BELEDİYE BAŞKANI HİLMİ TÜRKMEN ÜSKÜDAR-EMİNÖNÜ VAPUR YOLCULARINA AŞURE İKRAM ETTİ

Bu sabah işlerine giden İstanbullular, okul yolundaki gençler ve belki de Üsküdar’dan ilk kez karşı kıyılara geçecek olan misafirler, kentin koşturmasına karışmadan önce incelikli bir sürprizle karşılaştılar. Şehir Hatları vapurlarının yolcuları, güne, Nuh’un Gemisi’nden bu yana bize insanoğlunun varoluşunun bir hatırlatıcısı olan Aşureyle başladılar.

Aylarca suda kalan Nuh’un Gemisi’nde hızla tükenen yiyeceklerin bir kazanda toplanarak pişirilmesiyle günümüze kadar ulaşan bu kutsal geleneği yaşatmak bizce çok özel ve anlamlı bir çaba.

Üsküdar Belediye Başkanı Hilmi TÜRKMEN’in vatandaşa bizzat aşure ikramında bulunduğu etkinlik gün boyu Üsküdar’ın çeşitli noktalarında devam edecek.

Bu haberi okuyup Şehir Hatları vapurlarındaki ikramı kaçırdıkları için üzülenlere ise iyi bir haberimiz var: Bugün saat 13:00’te, Üsküdar Belediyesi Hizmet Binası önüne, saat 17:00’de ise Üsküdar Sahaflar Çadırı önüne tüm vatandaşlarımızı lezzetli aşurelerimizden tatmaya bekliyoruz. 

Aşurenin Hikayesi:

Hicri yılbaşı olarak kabul edilen ve Hz. Hüseyin’in Kerbela’da şehadetine denk geldiğinden, 12 gün tutulan orucun ardından, aşure kaynatılıp eş, dost ve komşulara ikramda bulunulduğu geleneksel hale gelen Aşurenin yapılış amacına ulaşıldığı bir ay olur. Herkes aşurenin varoluş hikayesinin Hz. Nuh tufanı ile başladığını bilmektedir. Hz. Nuh’un oğulları olan; Sam, Ham ve Yasef kendisine iman etmelerine karşın Kenan ve kavminden pek çok kimse ona inanıp iman etmez. Bin seneden fazla Allah’ın emirlerini kavmine tebliğ etmesine karşın ne yazık ki çok zulme uğrar ve onların alaylarına maruz kalır. Sonunda kavmini Allah’a şikayet eder. Allah, Hz. Nuh’a çok büyük bir gemi yapmasını emreder. Ve ona yardım etmesi için Cebrail (as) kendisine yardımcı gönderir.

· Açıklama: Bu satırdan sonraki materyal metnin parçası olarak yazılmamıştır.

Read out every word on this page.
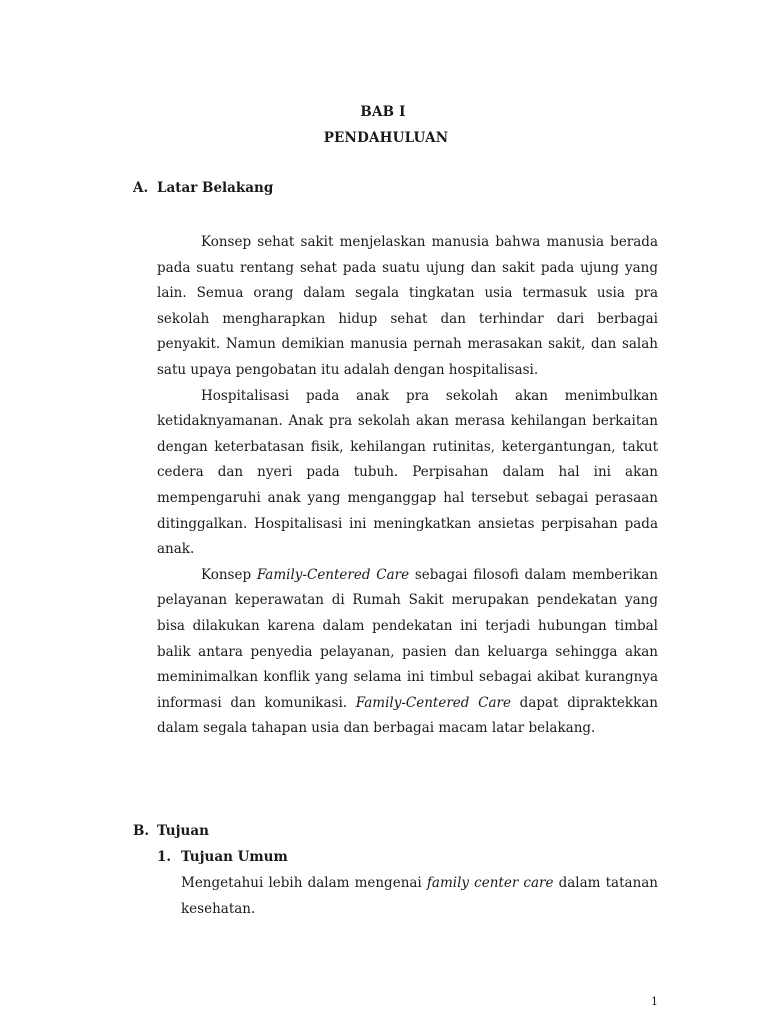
BAB I
PENDAHULUAN
A. Latar Belakang

Konsep sehat sakit menjelaskan manusia bahwa manusia berada pada suatu rentang sehat pada suatu ujung dan sakit pada ujung yang lain. Semua orang dalam segala tingkatan usia termasuk usia pra sekolah mengharapkan hidup sehat dan terhindar dari berbagai penyakit. Namun demikian manusia pernah merasakan sakit, dan salah satu upaya pengobatan itu adalah dengan hospitalisasi.

Hospitalisasi pada anak pra sekolah akan menimbulkan ketidaknyamanan. Anak pra sekolah akan merasa kehilangan berkaitan dengan keterbatasan fisik, kehilangan rutinitas, ketergantungan, takut cedera dan nyeri pada tubuh. Perpisahan dalam hal ini akan mempengaruhi anak yang menganggap hal tersebut sebagai perasaan ditinggalkan. Hospitalisasi ini meningkatkan ansietas perpisahan pada anak.

Konsep Family-Centered Care sebagai filosofi dalam memberikan pelayanan keperawatan di Rumah Sakit merupakan pendekatan yang bisa dilakukan karena dalam pendekatan ini terjadi hubungan timbal balik antara penyedia pelayanan, pasien dan keluarga sehingga akan meminimalkan konflik yang selama ini timbul sebagai akibat kurangnya informasi dan komunikasi. Family-Centered Care dapat dipraktekkan dalam segala tahapan usia dan berbagai macam latar belakang.

B. Tujuan
1. Tujuan Umum

Mengetahui lebih dalam mengenai family center care dalam tatanan kesehatan.

1
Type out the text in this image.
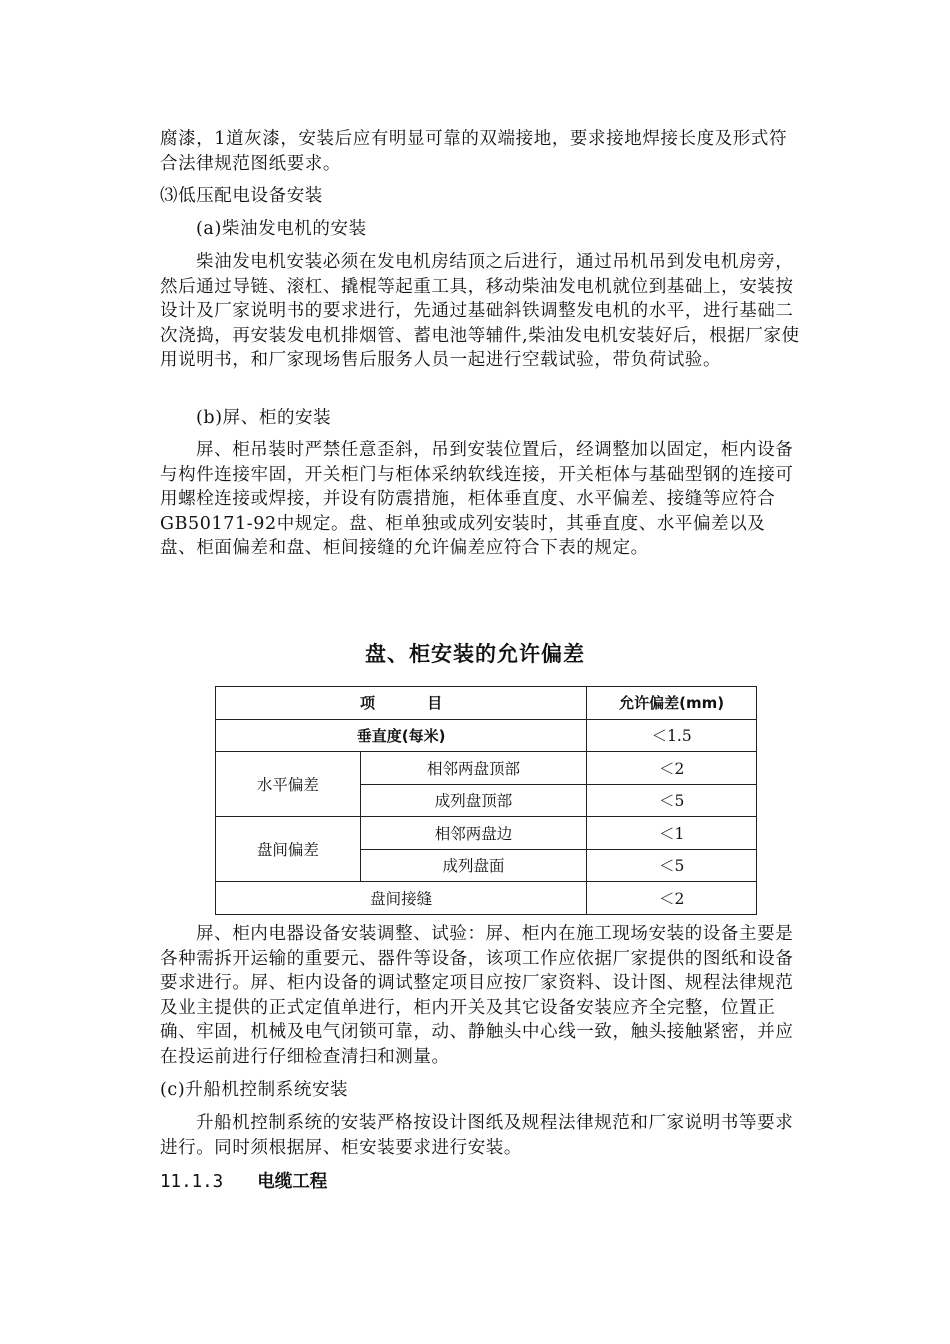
腐漆，1道灰漆，安装后应有明显可靠的双端接地，要求接地焊接长度及形式符合法律规范图纸要求。

⑶低压配电设备安装

(a)柴油发电机的安装

柴油发电机安装必须在发电机房结顶之后进行，通过吊机吊到发电机房旁，然后通过导链、滚杠、撬棍等起重工具，移动柴油发电机就位到基础上，安装按设计及厂家说明书的要求进行，先通过基础斜铁调整发电机的水平，进行基础二次浇捣，再安装发电机排烟管、蓄电池等辅件,柴油发电机安装好后，根据厂家使用说明书，和厂家现场售后服务人员一起进行空载试验，带负荷试验。

(b)屏、柜的安装

屏、柜吊装时严禁任意歪斜，吊到安装位置后，经调整加以固定，柜内设备与构件连接牢固，开关柜门与柜体采纳软线连接，开关柜体与基础型钢的连接可用螺栓连接或焊接，并设有防震措施，柜体垂直度、水平偏差、接缝等应符合GB50171-92中规定。盘、柜单独或成列安装时，其垂直度、水平偏差以及盘、柜面偏差和盘、柜间接缝的允许偏差应符合下表的规定。

盘、柜安装的允许偏差
项          目		允许偏差(mm)
垂直度(每米)		＜1.5
水平偏差	相邻两盘顶部	＜2
	成列盘顶部	＜5
盘间偏差	相邻两盘边	＜1
	成列盘面	＜5
盘间接缝		＜2

屏、柜内电器设备安装调整、试验：屏、柜内在施工现场安装的设备主要是各种需拆开运输的重要元、器件等设备，该项工作应依据厂家提供的图纸和设备要求进行。屏、柜内设备的调试整定项目应按厂家资料、设计图、规程法律规范及业主提供的正式定值单进行，柜内开关及其它设备安装应齐全完整，位置正确、牢固，机械及电气闭锁可靠，动、静触头中心线一致，触头接触紧密，并应在投运前进行仔细检查清扫和测量。

(c)升船机控制系统安装

升船机控制系统的安装严格按设计图纸及规程法律规范和厂家说明书等要求进行。同时须根据屏、柜安装要求进行安装。

11.1.3 电缆工程
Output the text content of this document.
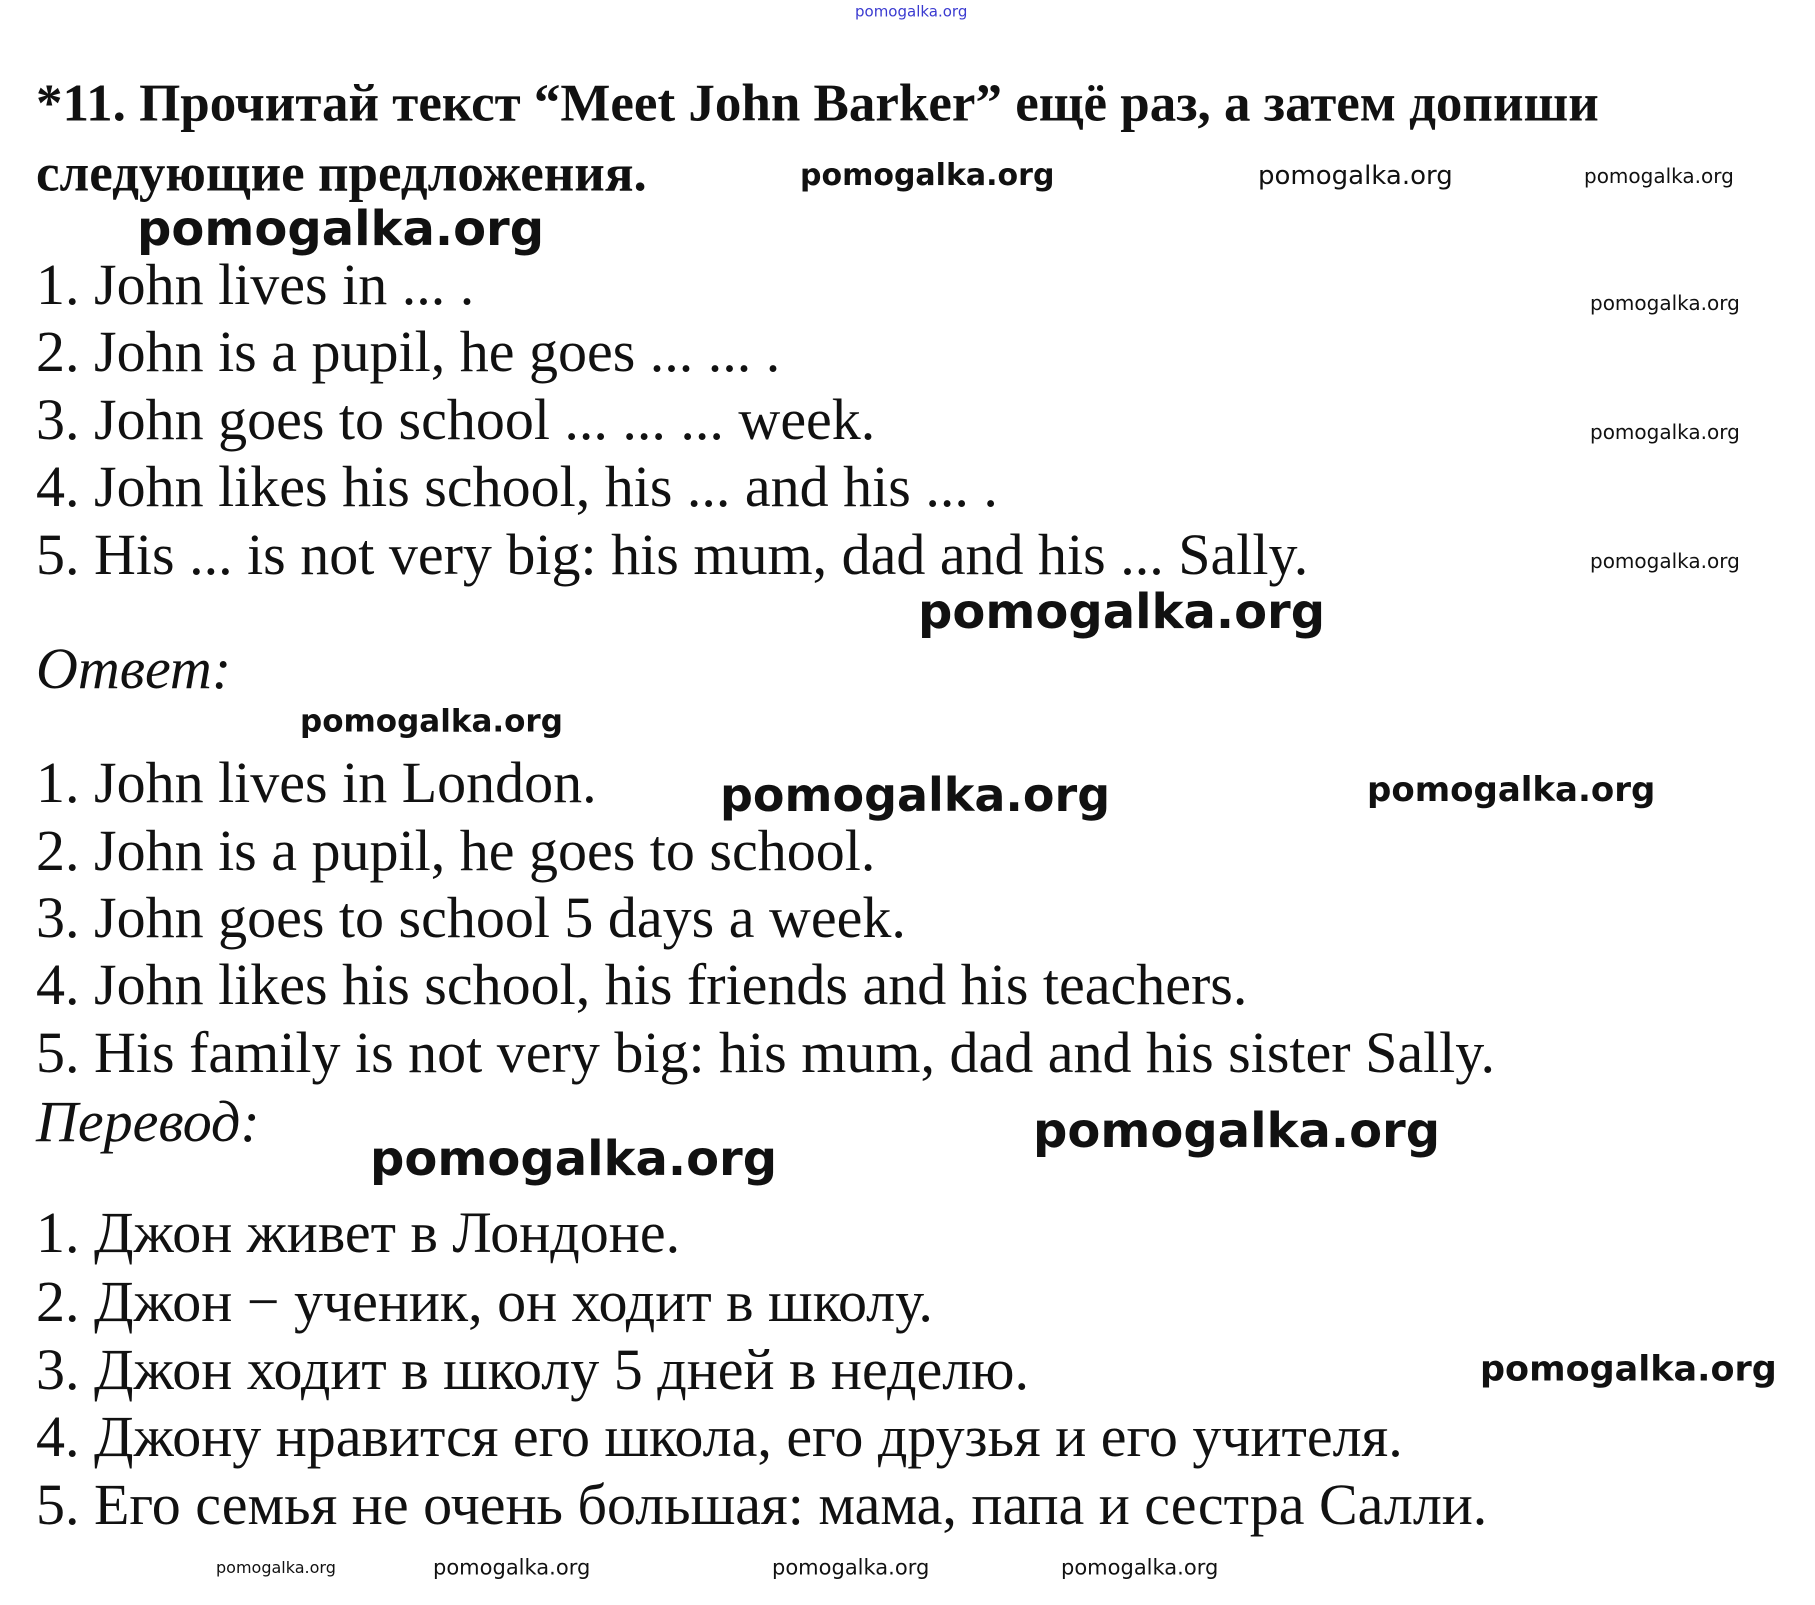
*11. Прочитай текст “Meet John Barker” ещё раз, а затем допиши
следующие предложения.
1. John lives in ... .
2. John is a pupil, he goes ... ... .
3. John goes to school ... ... ... week.
4. John likes his school, his ... and his ... .
5. His ... is not very big: his mum, dad and his ... Sally.
Ответ:
1. John lives in London.
2. John is a pupil, he goes to school.
3. John goes to school 5 days a week.
4. John likes his school, his friends and his teachers.
5. His family is not very big: his mum, dad and his sister Sally.
Перевод:
1. Джон живет в Лондоне.
2. Джон − ученик, он ходит в школу.
3. Джон ходит в школу 5 дней в неделю.
4. Джону нравится его школа, его друзья и его учителя.
5. Его семья не очень большая: мама, папа и сестра Салли.
pomogalka.org
pomogalka.org	pomogalka.org	pomogalka.org
pomogalka.org
pomogalka.org
pomogalka.org
pomogalka.org
pomogalka.org
pomogalka.org
pomogalka.org	pomogalka.org
pomogalka.org
pomogalka.org
pomogalka.org
pomogalka.org	pomogalka.org	pomogalka.org	pomogalka.org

Hz. Nuh emre itaat ederek büyük bir gemi yapar ve kendisine iman eden ne kadar mümin varsa onları gemiye bindirir. Her cinsten birer çift hayvanı da yanlarına alır. Ve Allah sonunda büyük tufanı kopartır. Gökten yağan yağmurlar ve yerden fışkıran sular bütün yeryüzünü kaplar ve gemi hareket eder.

Sadece gemiye binen müminler kurtulur. Gemi aylarca suda kalır. Bu zaman zarfında yanlarına aldıkları yiyecekler tükenmeye başlar. Geriye kalan yiyecekleri bir kazanda toplayarak bir çorba pişirmeye başlarlar. O zamanda yapılmış çorbaya bugün Aşure diyoruz. Yüzyıllardan bu yana değişmeyen gelenekle birlikte Muharrem Ayı’nın, yaşanan terör olaylarının sona ermesine, birlik, beraberlik ve kardeşliğin daha da perçinlenmesine, ülkemizde huzur ve barış ortamının hakim olmasına vesile olmasını diliyoruz.